DNA contains four nucleotides: adenine, guanine, cytosine and thymine (aka A, G, C and T), which arrange into the famed double helix. The patterns they form store the code for making living organisms and has been known to survive for thousands of years. Synthetic DNA patterns have already been used for data storage.
“DNA is one of the best options, if not the best option, to store archival data especially,” said University of Illinois Urbana-Champaign student Chao Pan (right).
The aim was to discover new nucleotides that would work in the DNA structure and could be usefully distinguished using the single-strand DNA reading equipment created by UK-based Oxford Nanopore – in which the strand is pulled though a protein-based nano-scopic hole and read electro-chemically as it passes.

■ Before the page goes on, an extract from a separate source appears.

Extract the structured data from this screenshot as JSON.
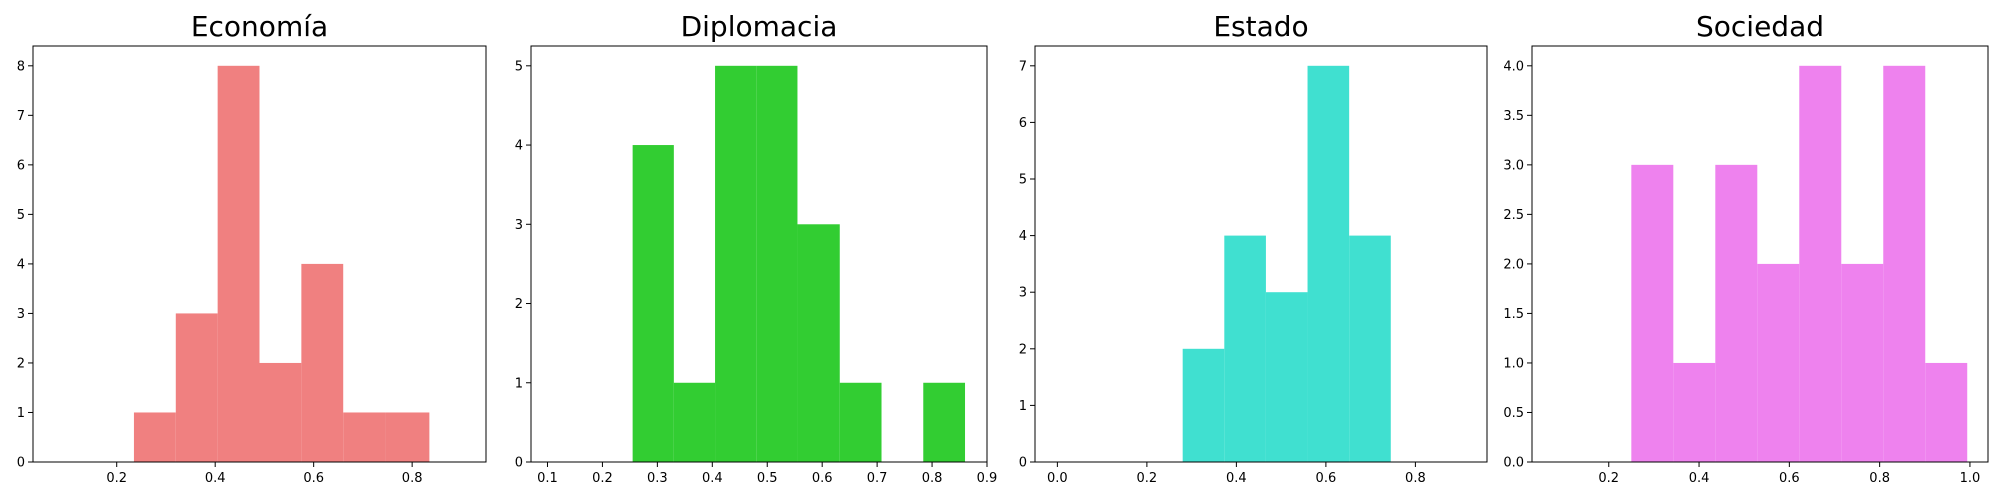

“We tried 77 different combinations of the 11 nucleotides, and our method was able to differentiate each of them perfectly,” said Pan. “The deep-learning framework as part of our method to identify different nucleotides is universal, which enables the generalisability of our approach to many other applications.”
Average reading accuracy was above 60%, which according to the team is 39x better than random guessing.
Explained in the scientific paper ‘Expanding the molecular alphabet of DNA-based data storage systems with neural network nanopore readout processing’, published by the American Chemical Society, the boost in nucleotide options has the potential to nearly double storage density and nearly half recording latency.
How much data can DNA store?
“Every day, several petabytes of data are generated on the internet. Only one gram of DNA would be sufficient to store that data,” said fellow scientist Kasra Tabatabaei, of the Beckman Institute for Advanced Science and Technology (left).
ACS publication ‘Expanding the Molecular Alphabet of DNA-Based Data Storage Systems with Neural Network Nanopore Readout Processing‘ is available to read in full without payment.